I don't understand the whole accent thing. Why do they bother to force an actor to speak in a dialect unless it's absolutely integral to the plot? Sure some great actors can do any dialect. I've told the Meryl Streep story before, where she was the only actress who got the Irish accent right in Dancing at Lughnasa, despite the fact that the others were Irish! (The story took place in a rural community with a special dialect, and the Irish city girls just never learned the right sounds). But, jeez, Streep is one in a gazillion. A lot of good actors can't do dialects and never even try, and it doesn't affect their reputation at all. You don't hear Kevin Spacey trying to speak Estonian with an Urdu accent, and people think he is a great actor. So why bother to force poor Michael Caine to do the bizarre Mason Adams impersonation he used in this film. All the screenwriter had to do instead was to insert about three words of dialogue explaining that he emigrated to America from the appropriate part of England - and no further problem. He could then have spoken with his own natural accent, and everything would have been hunky-dory. The geographic origin of the doctor doesn't affect the story in any way. In fact, it's obvious from Caine's accent and rhythms that he could not be from Maine, anyway. Given that fact, what difference does it make if he's from the Midwest somewhere (which his accent most resembles, although frankly I've never heard anyone speak quite like this), or from London, or from friggin' Katmandu? What Michael Caine is good at, perhaps better than anyone else in film, is to appear compassionate, down-to-earth and likeable on screen. For God's sake, let him do that in the most natural way he can muster, and just say he moved to Maine from London.

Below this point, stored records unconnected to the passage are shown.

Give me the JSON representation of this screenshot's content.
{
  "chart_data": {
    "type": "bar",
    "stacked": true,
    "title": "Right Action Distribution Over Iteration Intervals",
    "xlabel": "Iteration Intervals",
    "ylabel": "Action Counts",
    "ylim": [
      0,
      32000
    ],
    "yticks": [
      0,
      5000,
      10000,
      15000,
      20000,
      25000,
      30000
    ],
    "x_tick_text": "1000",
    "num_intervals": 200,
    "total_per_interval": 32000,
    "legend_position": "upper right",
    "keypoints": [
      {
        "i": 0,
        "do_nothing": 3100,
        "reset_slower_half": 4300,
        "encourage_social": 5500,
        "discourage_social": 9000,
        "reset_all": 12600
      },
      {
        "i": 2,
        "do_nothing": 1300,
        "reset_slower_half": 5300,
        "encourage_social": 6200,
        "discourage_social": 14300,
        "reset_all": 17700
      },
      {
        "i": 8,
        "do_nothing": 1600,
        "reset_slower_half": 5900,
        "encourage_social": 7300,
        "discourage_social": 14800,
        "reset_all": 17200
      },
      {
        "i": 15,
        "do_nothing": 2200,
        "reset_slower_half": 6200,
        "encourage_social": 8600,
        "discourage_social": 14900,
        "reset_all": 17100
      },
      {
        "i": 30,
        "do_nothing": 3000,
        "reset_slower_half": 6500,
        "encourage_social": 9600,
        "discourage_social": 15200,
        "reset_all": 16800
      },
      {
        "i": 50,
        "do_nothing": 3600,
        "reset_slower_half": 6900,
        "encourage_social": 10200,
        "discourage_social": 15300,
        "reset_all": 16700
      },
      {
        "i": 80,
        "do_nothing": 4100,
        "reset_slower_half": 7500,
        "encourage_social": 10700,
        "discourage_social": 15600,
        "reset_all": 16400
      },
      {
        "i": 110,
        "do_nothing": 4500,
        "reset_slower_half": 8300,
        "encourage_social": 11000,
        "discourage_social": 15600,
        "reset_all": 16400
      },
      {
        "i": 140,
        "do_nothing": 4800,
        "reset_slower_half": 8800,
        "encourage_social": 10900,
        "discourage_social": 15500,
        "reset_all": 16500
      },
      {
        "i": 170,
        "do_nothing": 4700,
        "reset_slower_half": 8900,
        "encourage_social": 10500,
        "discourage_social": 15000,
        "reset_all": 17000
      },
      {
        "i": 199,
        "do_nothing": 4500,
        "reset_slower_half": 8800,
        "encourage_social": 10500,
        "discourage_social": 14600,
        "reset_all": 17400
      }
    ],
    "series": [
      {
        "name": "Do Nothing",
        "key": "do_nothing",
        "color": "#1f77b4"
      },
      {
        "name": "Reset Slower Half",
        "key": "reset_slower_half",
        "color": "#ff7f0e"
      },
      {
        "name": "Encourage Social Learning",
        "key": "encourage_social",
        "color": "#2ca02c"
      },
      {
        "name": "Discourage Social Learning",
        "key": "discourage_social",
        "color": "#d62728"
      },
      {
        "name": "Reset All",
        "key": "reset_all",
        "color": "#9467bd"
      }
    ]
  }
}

OK, maybe Cider House shouldn't have received its Oscar nomination because of some of its faults. But, faults or no faults, I am here to ask you to forgive all the film's faults, cinematic and otherwise, because they just aren't important when you consider the big picture.
The film really only has one underlying message. It argues that we should love each other more in general, our children most of all, and we should not create children unless we plan to love them. It delivers that message powerfully and simply, as Irving's novel did.
And when you get right down to it, everything else is less significant than that.
So watch it with your kids and hug them when it's over.